Trading Fish The blog of Hector Castro

About / Archive / Talks / Feed

Validating Data in Python with Cerberus

This year was my first participating in Advent of Code—and I’m glad I did, because solving one of the challenges exposed me to an excellent data validation library for Python named Cerberus.

What’s in a valid passport

Below are some excerpts from the challenge, along with specific field level validation rules:

You arrive at the airport only to realize that you grabbed your North Pole Credentials instead of your passport. While these documents are extremely similar, North Pole Credentials aren’t issued by a country and therefore aren’t actually valid documentation for travel in most of the world.

It seems like you’re not the only one having problems, though; a very long line has formed for the automatic passport scanners, and the delay could upset your travel itinerary.

The line is moving more quickly now, but you overhear airport security talking about how passports with invalid data are getting through.
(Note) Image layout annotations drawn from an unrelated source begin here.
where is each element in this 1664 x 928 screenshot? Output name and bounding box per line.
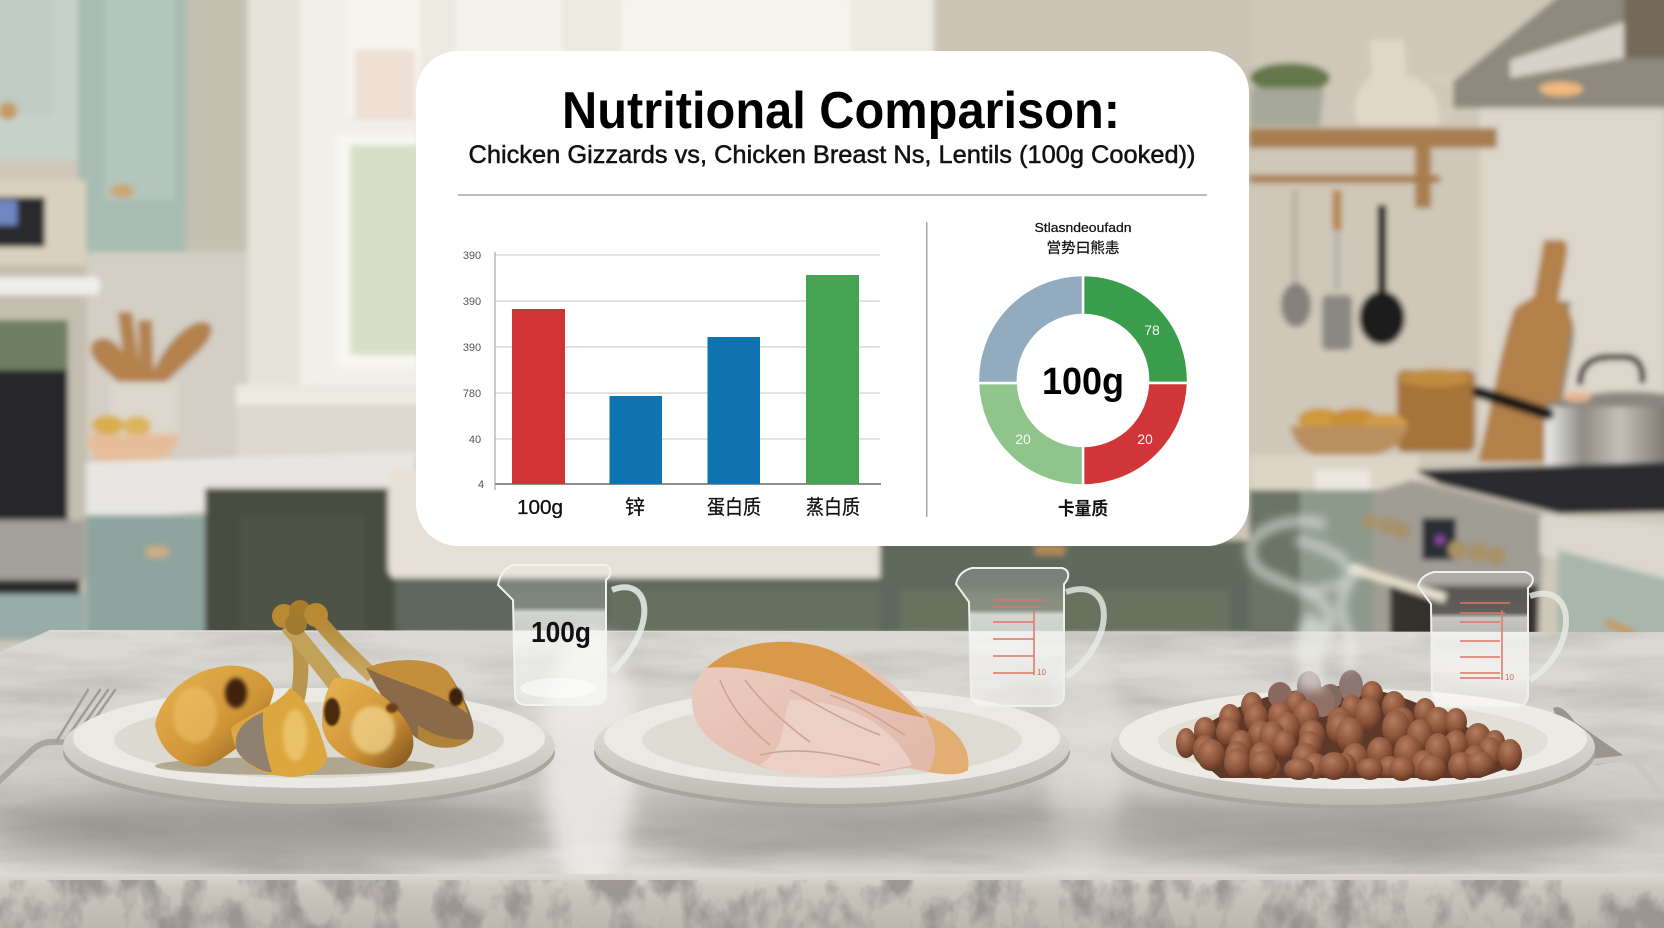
plate: chicken gizzards <box>63 688 555 808</box>
bars <box>512 275 859 484</box>
utensil crock left <box>88 312 212 462</box>
category labels: 锌 <box>625 496 645 519</box>
sink and center cabinets <box>388 470 1260 634</box>
donut headings <box>1034 220 1132 257</box>
measuring cup: right <box>1418 572 1566 707</box>
y axis labels: 4 <box>478 479 484 491</box>
y axis labels <box>463 250 484 491</box>
background: blurred kitchen <box>0 0 1664 640</box>
donut values <box>1015 322 1160 447</box>
measuring cup: middle: 10 <box>1037 668 1046 677</box>
category labels: 蛋白质 <box>707 496 761 519</box>
hanging utensils <box>1281 190 1405 350</box>
cutting board <box>1478 240 1574 462</box>
white jug <box>1355 40 1454 125</box>
category labels <box>517 496 860 519</box>
countertop and cabinet far right <box>1540 515 1664 640</box>
range hood <box>1453 0 1664 108</box>
upper cabinet sage <box>78 0 188 252</box>
y axis labels: 780 <box>463 388 481 400</box>
donut headings: Stlasndeoufadn <box>1034 220 1132 235</box>
table front edge <box>0 874 1664 928</box>
measuring cup: 100g <box>498 565 644 705</box>
left thigh <box>155 665 274 767</box>
upper cabinet left <box>0 0 78 160</box>
donut values: 20 <box>1015 431 1031 447</box>
window top center <box>420 0 1254 75</box>
table reflections <box>542 630 1125 890</box>
donut headings: 営势曰熊恚 <box>1046 240 1120 257</box>
title: Nutritional Comparison: <box>562 82 1120 140</box>
bar chart <box>463 250 881 519</box>
knife <box>1553 707 1664 805</box>
measuring cup: 100g: 100g <box>531 617 591 649</box>
bones <box>272 600 373 700</box>
food: lentils <box>1176 670 1522 781</box>
basket and bowl <box>1290 369 1475 456</box>
food: roasted chicken pieces <box>155 600 474 777</box>
countertop right <box>1249 455 1419 640</box>
saucepan <box>1478 357 1664 465</box>
donut center: 100g <box>1042 361 1124 403</box>
subtitle: Chicken Gizzards vs, Chicken Breast Ns, Lentils (100g Cooked)) <box>468 141 1196 169</box>
backsplash right <box>1249 100 1664 460</box>
food: chicken breast <box>692 642 969 776</box>
steam <box>1250 521 1365 690</box>
category labels: 100g <box>517 497 563 519</box>
backsplash left <box>88 252 426 460</box>
donut chart <box>978 220 1188 519</box>
lower cabinets left <box>86 488 405 638</box>
y axis labels: 40 <box>469 434 481 446</box>
wall oven <box>0 180 100 640</box>
fork <box>0 690 115 785</box>
countertop left <box>86 452 416 524</box>
donut values: 20 <box>1137 431 1153 447</box>
right drumstick <box>322 678 413 768</box>
wooden shelf <box>1249 128 1497 208</box>
category labels: 蒸白质 <box>806 496 860 519</box>
window left <box>325 0 421 390</box>
table top <box>0 630 1664 876</box>
panel: nutrition card <box>416 51 1249 546</box>
plant <box>1250 63 1330 126</box>
marble mottling <box>0 632 1664 874</box>
donut caption: 卡量质 <box>1058 498 1108 519</box>
donut segments <box>978 275 1188 486</box>
y axis labels: 390 <box>463 342 481 354</box>
back thigh <box>366 660 474 748</box>
plate: lentils <box>1111 689 1595 809</box>
measuring cup: middle <box>956 568 1104 706</box>
y axis labels: 390 <box>463 250 481 262</box>
wall column and window trim <box>186 0 325 390</box>
front drumstick <box>231 688 327 777</box>
donut values: 78 <box>1144 322 1160 338</box>
y axis labels: 390 <box>463 296 481 308</box>
measuring cup: right: 10 <box>1505 673 1514 682</box>
gas range <box>1350 462 1664 640</box>
plate: chicken breast <box>594 688 1070 808</box>
plate shadows <box>0 796 1620 868</box>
Better add some data validation, quick!

You can continue to ignore the cid field, but each other field has strict rules about what values are valid for automatic validation:

  • byr (Birth Year) - four digits; at least 1920 and at most 2002.
  • iyr (Issue Year) - four digits; at least 2010 and at most 2020.
  • eyr (Expiration Year) - four digits; at least 2020 and at most 2030.
  • hgt (Height) - a number followed by either cm or in:
    • If cm, the number must be at least 150 and at most 193.
    • If in, the number must be at least 59 and at most 76.
  • hcl (Hair Color) - a # followed by exactly six characters 0-9 or a-f.
  • ecl (Eye Color) - exactly one of: amb blu brn gry grn hzl oth.
  • pid (Passport ID) - a nine-digit number, including leading zeroes.
  • cid (Country ID) - ignored, missing or not.
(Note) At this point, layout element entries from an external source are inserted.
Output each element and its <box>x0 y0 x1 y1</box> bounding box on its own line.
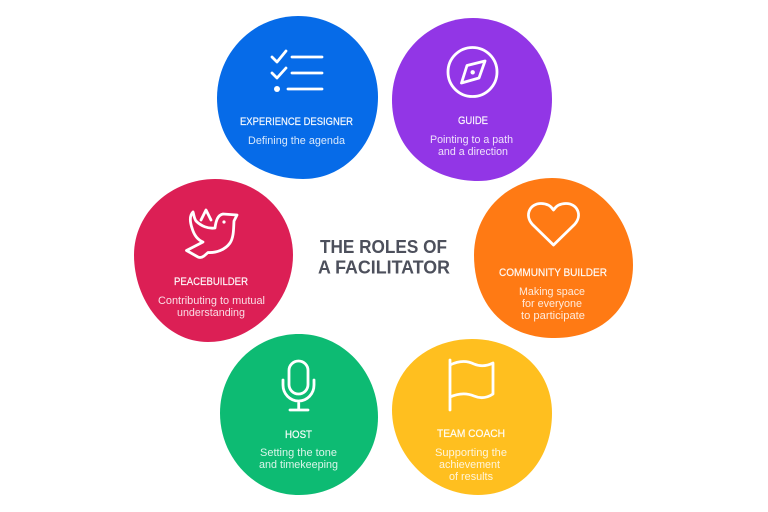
text: pointing to a path: and a direction <box>438 146 508 158</box>
panel: guide <box>392 18 552 181</box>
icon: microphone <box>283 361 314 410</box>
icon: flag <box>450 360 493 410</box>
panel: host <box>220 334 378 495</box>
text: making space for everyone to participate: Making space <box>519 286 585 298</box>
text: making space for everyone to participate: to participate <box>521 310 585 322</box>
icon: heart <box>528 204 579 245</box>
heading: guide: GUIDE <box>458 115 488 127</box>
text: setting the tone and timekeeping: and timekeeping <box>259 459 338 471</box>
icon: checklist <box>272 51 322 92</box>
text: defining the agenda: Defining the agenda <box>248 135 346 147</box>
text: contributing to mutual understanding: Contributing to mutual <box>158 295 265 307</box>
icon: compass <box>448 48 497 96</box>
title: A FACILITATOR <box>318 258 450 278</box>
text: pointing to a path: Pointing to a path <box>430 134 513 146</box>
panel: peacebuilder <box>134 179 293 342</box>
heading: peacebuilder: PEACEBUILDER <box>174 276 248 288</box>
panel: community builder <box>474 178 633 338</box>
text: supporting the achievement of results: of results <box>449 471 493 483</box>
text: making space for everyone to participate: for everyone <box>522 298 582 310</box>
heading: team coach: TEAM COACH <box>437 428 505 440</box>
heading: host: HOST <box>285 429 312 441</box>
heading: community builder: COMMUNITY BUILDER <box>499 267 607 279</box>
text: supporting the achievement of results: Supporting the <box>435 447 507 459</box>
text: setting the tone and timekeeping: Setting the tone <box>260 447 337 459</box>
icon: dove <box>186 210 237 258</box>
heading: experience designer: EXPERIENCE DESIGNER <box>240 116 353 128</box>
panel: team coach <box>392 339 552 495</box>
title: THE ROLES OF <box>320 237 447 257</box>
text: supporting the achievement of results: achievement <box>439 459 500 471</box>
panel: experience designer <box>217 16 378 179</box>
text: contributing to mutual understanding: understanding <box>177 307 245 319</box>
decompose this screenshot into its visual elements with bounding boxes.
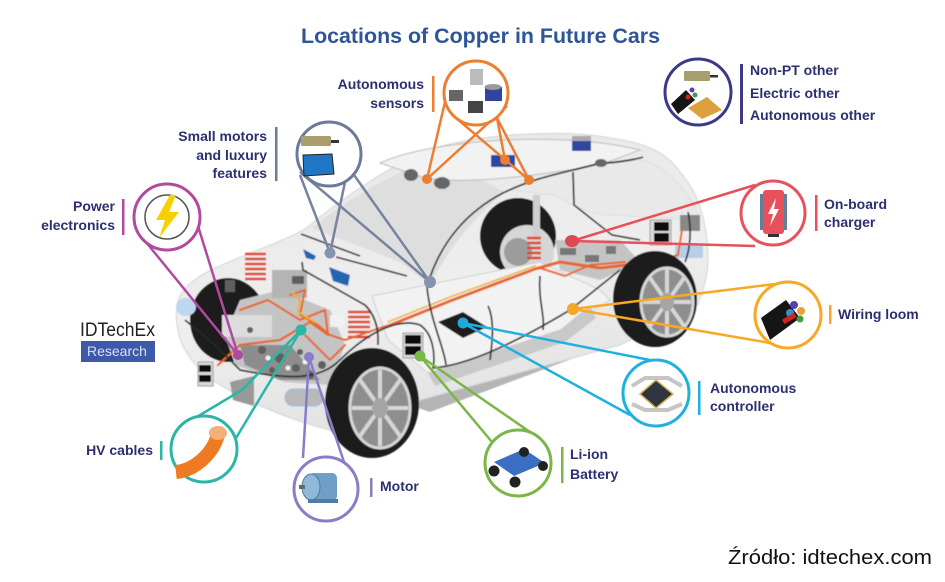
black wiring [185,157,690,377]
callout: autonomous sensors: sensors [370,95,424,111]
callout: other categories: Electric other [750,85,840,101]
callout: autonomous controller: controller [710,398,775,414]
car body [176,133,708,440]
callout: wiring loom: Wiring loom [838,306,919,322]
callout: autonomous controller [458,318,797,426]
side windows [510,160,700,220]
callout: motor: Motor [380,478,419,494]
far front wheel [190,278,266,362]
battery pack [372,262,610,373]
logo: IDTechEx Research: Research [87,343,147,359]
rear wheel [613,251,697,347]
callout: small motors [178,122,436,288]
small motors label: Small motors [178,128,267,144]
callout: on-board charger [565,181,887,247]
logo: IDTechEx Research [80,319,155,362]
icon: charger [760,190,787,237]
radar modules [198,220,671,386]
front wheel [325,348,419,458]
callout: autonomous sensors [338,61,534,185]
callout: other categories [665,59,876,125]
icon: wire bundle [761,300,805,340]
callout: wiring loom [567,282,919,348]
copper harness [218,230,682,365]
roof sensors [404,136,607,189]
power electronics label: Power [73,198,116,214]
callout: other categories: Autonomous other [750,107,876,123]
other categories list: Non-PT other [750,62,839,78]
controller label [698,381,700,415]
icon: lightning [145,195,189,239]
icon: motor, wires and circuit board [671,71,722,119]
callout: power electronics: electronics [41,217,115,233]
callout: HV cables [86,324,306,482]
callout: Li-ion battery [414,350,618,496]
far rear wheel [480,195,556,279]
car shadow [400,335,610,412]
rear subframe [555,240,640,280]
source note: Źródło: idtechex.com [728,546,932,569]
callout: on-board charger: charger [824,214,876,230]
icon: HV cable [176,426,227,472]
HV cables label: HV cables [86,442,153,458]
windshield [312,158,505,285]
logo: IDTechEx Research: IDTechEx [80,319,155,341]
Li-ion label [561,447,564,483]
inverter box [230,376,254,406]
roof [380,139,640,180]
sensors label: Autonomous [338,76,424,92]
motor label [370,478,372,497]
icon: battery chassis [488,447,548,488]
coil springs [245,238,541,337]
wipers [301,234,407,276]
on-board charger label [815,195,818,231]
small blue displays [303,249,316,260]
title: Locations of Copper in Future Cars [301,24,660,48]
callout: power electronics [41,184,243,360]
icon: motor and tablet [301,136,339,176]
callout: motor [294,352,419,521]
engine detail [225,276,326,379]
engine bay [225,290,345,385]
wiring loom label [829,305,832,324]
callout: Li-ion battery: Battery [570,466,618,482]
car illustration [176,133,708,458]
motor marker [285,389,323,406]
callout: on-board charger: On-board [824,196,887,212]
callout: autonomous controller: Autonomous [710,380,797,396]
icon: electric motor [299,473,338,503]
icon: sensors [449,69,502,113]
light blue lamp [176,298,196,316]
controller box on car [438,312,487,338]
callout: small motors: features [213,165,267,181]
callout: small motors: and luxury [196,147,267,163]
icon: chip [632,378,682,410]
callout: Li-ion battery: Li-ion [570,446,608,462]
Your job is to count the passports where all required fields are both present and valid according to the above rules.

For completeness, here are some invalid passports (delimited by \n\n):

eyr:1972 cid:100
hcl:#18171d ecl:amb hgt:170 pid:186cm iyr:2018 byr:1926

iyr:2019
hcl:#602927 eyr:1967 hgt:170cm
ecl:grn pid:012533040 byr:1946

hcl:dab227 iyr:2012
ecl:brn hgt:182cm pid:021572410 eyr:2020 byr:1992 cid:277

And, some valid passports:

pid:087499704 hgt:74in ecl:grn iyr:2012 eyr:2030 byr:1980
hcl:#623a2f

eyr:2029 ecl:blu cid:129 byr:1989
iyr:2014 pid:896056539 hcl:#a97842 hgt:165cm

hcl:#888785
hgt:164cm byr:2001 iyr:2015 cid:88
pid:545766238 ecl:hzl
eyr:2022

Most of the validation rules look straightforward in isolation, but less so when you think about composing them all together.

Validating passports with Cerberus

Step one involved getting familiar with Cerberus validation rules. The library supports rules like the following:

  • contains - This rule validates that the a container object contains all of the defined items.
>>> document = {"states": ["peace", "love", "inity"]}

>>> schema = {"states": {"contains": "peace"}}
>>> v.validate(document, schema)
True
  • regex - The validation will fail if the field’s value does not match the provided regular expression.
>>> schema = {
...     "email": {
...        "type": "string",
...        "regex": "^[a-zA-Z0-9_.+-]+@[a-zA-Z0-9-]+\.[a-zA-Z0-9-.]+$"
...     }
... }
>>> document = {"email": "john@example.com"}
>>> v.validate(document, schema)
True
  • required - If True the field is mandatory. Validation will fail when it is missing.
>>> v.schema = {"name": {"required": True, "type": "string"}, "age": {"type": "integer"}}
>>> document = {"age": 10}
>>> v.validate(document)
False

Step two involved converting the passports into Cerberus documents. This was mostly an exercise in parsing uniquely assembled text into Python dictionaries.

# Split the batch file records by double newline.
for record in batch_file.read().split("\n\n"):
    # Split the fields within a record by a space or newline.
    record_field_list = [
        tuple(field.split(":")) for field in re.compile(r"\s").split(record.strip())
    ]

That leaves record_field_list looking like:

>>> record_field_list
[('ecl', 'gry'),
 ('pid', '860033327'),
 ('eyr', '2020'),
 ('hcl', '#fffffd'),
 ('byr', '1937'),
 ('iyr', '2017'),
 ('cid', '147'),
 ('hgt', '183cm')]

From there, dict converts the list of tuples into a proper Cerberus document:

>>> document = dict(record_field_list)
>>> document
{'byr': '1937',
 'cid': '147',
 'ecl': 'gry',
 'eyr': '2020',
 'hcl': '#fffffd',
 'hgt': '183cm',
 'iyr': '2017',
 'pid': '860033327'}

Putting it all together

Equipped with a better understanding of what’s possible with Cerberus, and a list of Python dictionaries representing passports, below is the schema I put together to enforce the passport validation rules of the challenge. Only one of the rules (hgt) required a custom function (compare_hgt_with_units).

SCHEMA = {
    "byr": {"min": "1920", "max": "2002"},
    "iyr": {"min": "2010", "max": "2020"},
    "eyr": {"min": "2020", "max": "2030"},
    "hgt": {
        "anyof": [
            {"allof": [{"regex": "[0-9]+cm"}, {"check_with": compare_hgt_with_units}]},
            {"allof": [{"regex": "[0-9]+in"}, {"check_with": compare_hgt_with_units}]},
        ]
    },
    "hcl": {"regex": "#[0-9a-f]{6}"},
    "ecl": {"allowed": ["amb", "blu", "brn", "gry", "grn", "hzl", "oth"]},
    "pid": {"regex": "[0-9]{9}"},
    "cid": {"required": False},
}

# Provide a custom field validation function for a height with units.
def compare_hgt_with_units(field: str, value: str, error: Callable[..., str]) -> None:
    if value.endswith("cm"):
        if not (150 <= int(value.rstrip("cm")) <= 193):
            error(field, "out of range")
    elif value.endswith("in"):
        if not (59 <= int(value.rstrip("in")) <= 76):
            error(field, "out of range")
    else:
        error(field, "missing units")

With a schema in place, all that’s left to do is instantiate a Validator and validate each document:

>>> v = Validator(SCHEMA, require_all=True)
>>> v.validate(document)
True

Thanks, Cerberus!